Cependant le lingot n'est pas encore parvenu à sa plus grande longueur, la plus grande partie de l'or trait est filé ou travaillé sur soie ; et avant de le filer on l'aplatit, en le faisant passer entre deux rouleaux ou roues d'un acier excessivement poli, ce qui le fait encore allonger de plus d'un septième. M. de Reaumur trouve alors que la largeur de ces petites lames ou plaques n'est que la huitième partie d'une ligne ou la 96e partie d'un pouce, et leur épaisseur une 3072e ; l'once d'or est alors étendue en une surface de 1190 pieds carrés ; au lieu que la plupart des batteurs d'or, ainsi que nous l'avons observé, ne l'étendent qu'à 146 pieds carrés.

Mais quelle doit être la finesse de l'or étendu d'une manière si excessive ? Suivant le calcul de M. de Reaumur, son épaisseur est la 175000me partie d'une ligne ou la 2100000me partie d'un pouce, ce qui n'est que la treizième partie de l'épaisseur déterminée par M. Halley ; mais il ajoute que cela suppose l'épaisseur de l'or par-tout égale, ce qui n'est pas probable ; car en battant les feuilles d'or, quelque attention que l'on y ait, il est impossible de les étendre également. C'est de quoi il est facîle de juger par quelques parties qui sont plus opaques que d'autres ; ainsi la dorure du fil doit être plus épaisse aux endroits où la feuille est plus épaisse.

M. de Reaumur supputant quelle doit être l'épaisseur de l'or aux endroits où elle est la moins considérable, la trouve seulement d'une 3150000me partie d'un pouce ; mais qu'est-ce qu'une 3150000me partie d'un pouce ? Ce n'est pourtant pas encore la plus grande ductilité de l'or ; car au lieu de deux onces d'or que nous avons supposées au lingot, on peut n'y employer qu'une seule once ; et alors l'épaisseur de l'or aux endroits les plus minces ne serait que la 6300000me partie d'un pouce.

Néanmoins quelque minces que soient les lames d'or, on peut les rendre deux fois plus minces, sans qu'elles cessent d'être dorées. En les pressant seulement beaucoup entre les roues, elles s'étendent au double de leur largeur, et proportionnellement en longueur ; de manière que leur épaisseur sera réduite enfin à une treize ou quatorze millionième partie d'un pouce.

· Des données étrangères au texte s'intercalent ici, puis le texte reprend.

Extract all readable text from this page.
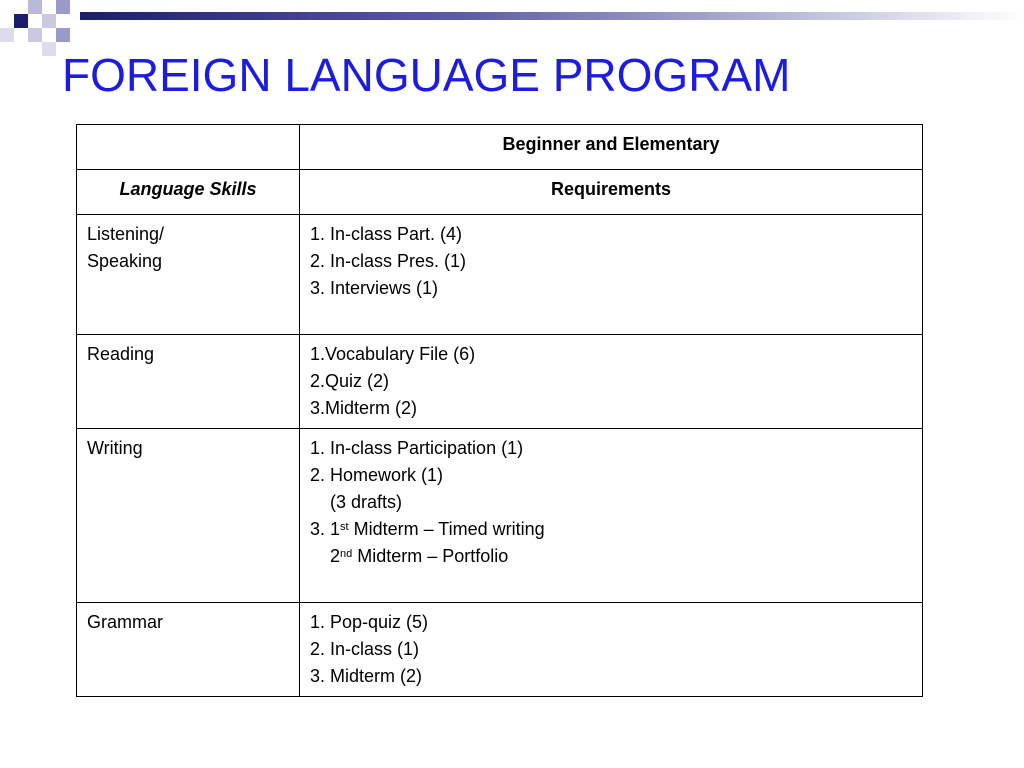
FOREIGN LANGUAGE PROGRAM
	Beginner and Elementary
Language Skills	Requirements

Listening/
Speaking	1. In-class Part. (4)
2. In-class Pres. (1)
3. Interviews (1)

Reading	1.Vocabulary File (6)
2.Quiz (2)
3.Midterm (2)

Writing	1. In-class Participation (1)
2. Homework (1)
(3 drafts)
3. 1st Midterm – Timed writing
2nd Midterm – Portfolio

Grammar	1. Pop-quiz (5)
2. In-class (1)
3. Midterm (2)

Quelque effrayante que soit cette ténuité de l'or, il recouvre parfaitement l'argent qu'il accompagne. L'oeil le plus perçant et le plus fort microscope ne peuvent y découvrir le moindre vide ou la moindre discontinuité. Le fluide le plus subtil et la lumière elle-même ne peuvent y trouver un passage : ajoutez à cela que si l'on fait dissoudre dans de l'eau-forte une pièce de cet or trait ou de cet or laminé, on apercevra la place de l'argent toute excavée, l'argent ayant été dissous par l'eau-forte et l'or tout entier en forme de petits tubes.

Quant à la ductilité des corps qui ont de la mollesse, elle ne Ve pas à un degré si surprenant ; cependant le lecteur ne doit pas être surpris que, parmi les corps ductiles de cette classe, nous donnions la première place au verre, qui est de tous les corps durs le plus fragile.

Ductilité du verre. Tout le monde sait que quand le verre est bien pénétré de la chaleur du feu, les ouvriers peuvent le former et le façonner comme de la cire molle ; mais ce qu'il y a de plus remarquable, c'est qu'on peut le reduire en fils d'une finesse et d'une longueur excessive.

Nos fileurs ordinaires ne font pas leurs fils de soie, de lin, ou d'autres matières semblables, avec autant d'aisance et de célérité à beaucoup près que nos fileurs de verre qui travaillent sur une matière si fragile.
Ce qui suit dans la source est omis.